For the Football Foundation Kate Sheppard Cup and Chatham Cup, New Zealand football intends to complete both competitions without failing any of the teams involved and removing them from the competition due to restrictions in their region.
The extension of the alert level in Auckland means that the Kate Sheppard Cup will now be moved to 2022 due to the number of players involved for clubs in the semi-finals playing for federation teams. In the Chatham Cup, if the alternative competition takes place allowing the finalists Cashmere Technical and semi-finalists Miramar Rangers to remain in training, there is still the possibility of presenting the trophy this year. This will only be possible if the semi-finalists North Shore United are able to resume training, inter-regional travel and have sufficient return-to-play period before any match.
“The last few months have been extremely difficult for the clubs, the players, the federations and ourselves,” said Daniel Farrow, managing director of football at New Zealand Football.

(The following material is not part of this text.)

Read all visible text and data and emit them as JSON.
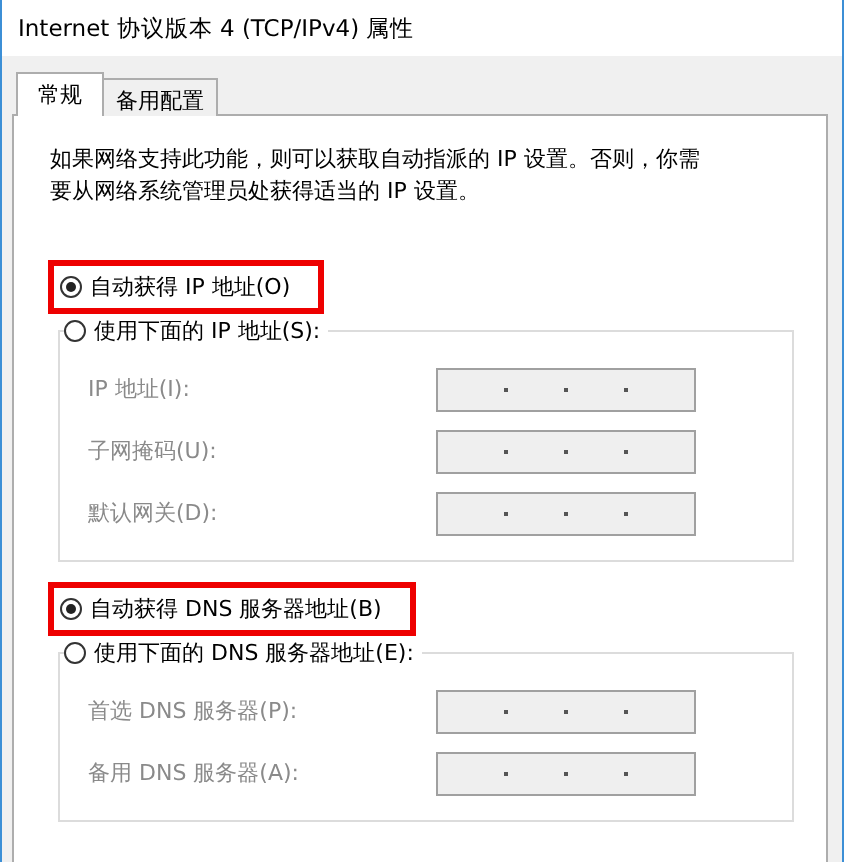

“Throughout the lockdown we have worked out a number of scenarios to try and play the National League championship, but we are well aware that it seems increasingly unlikely that we will be able to do so.
“While we have made a commitment not to host the National League Championship without the Auckland teams, we are actively looking at some form of competition for teams able to get involved.
“We know that players need high quality minutes to develop and if we are able to organize an alternative competition, if the National League championship is not possible, it is in the best interests of the game that we do. “
For men, any alternative competition would have no impact on qualification for the OFC Champions League, which is the subject of separate discussions with OFC.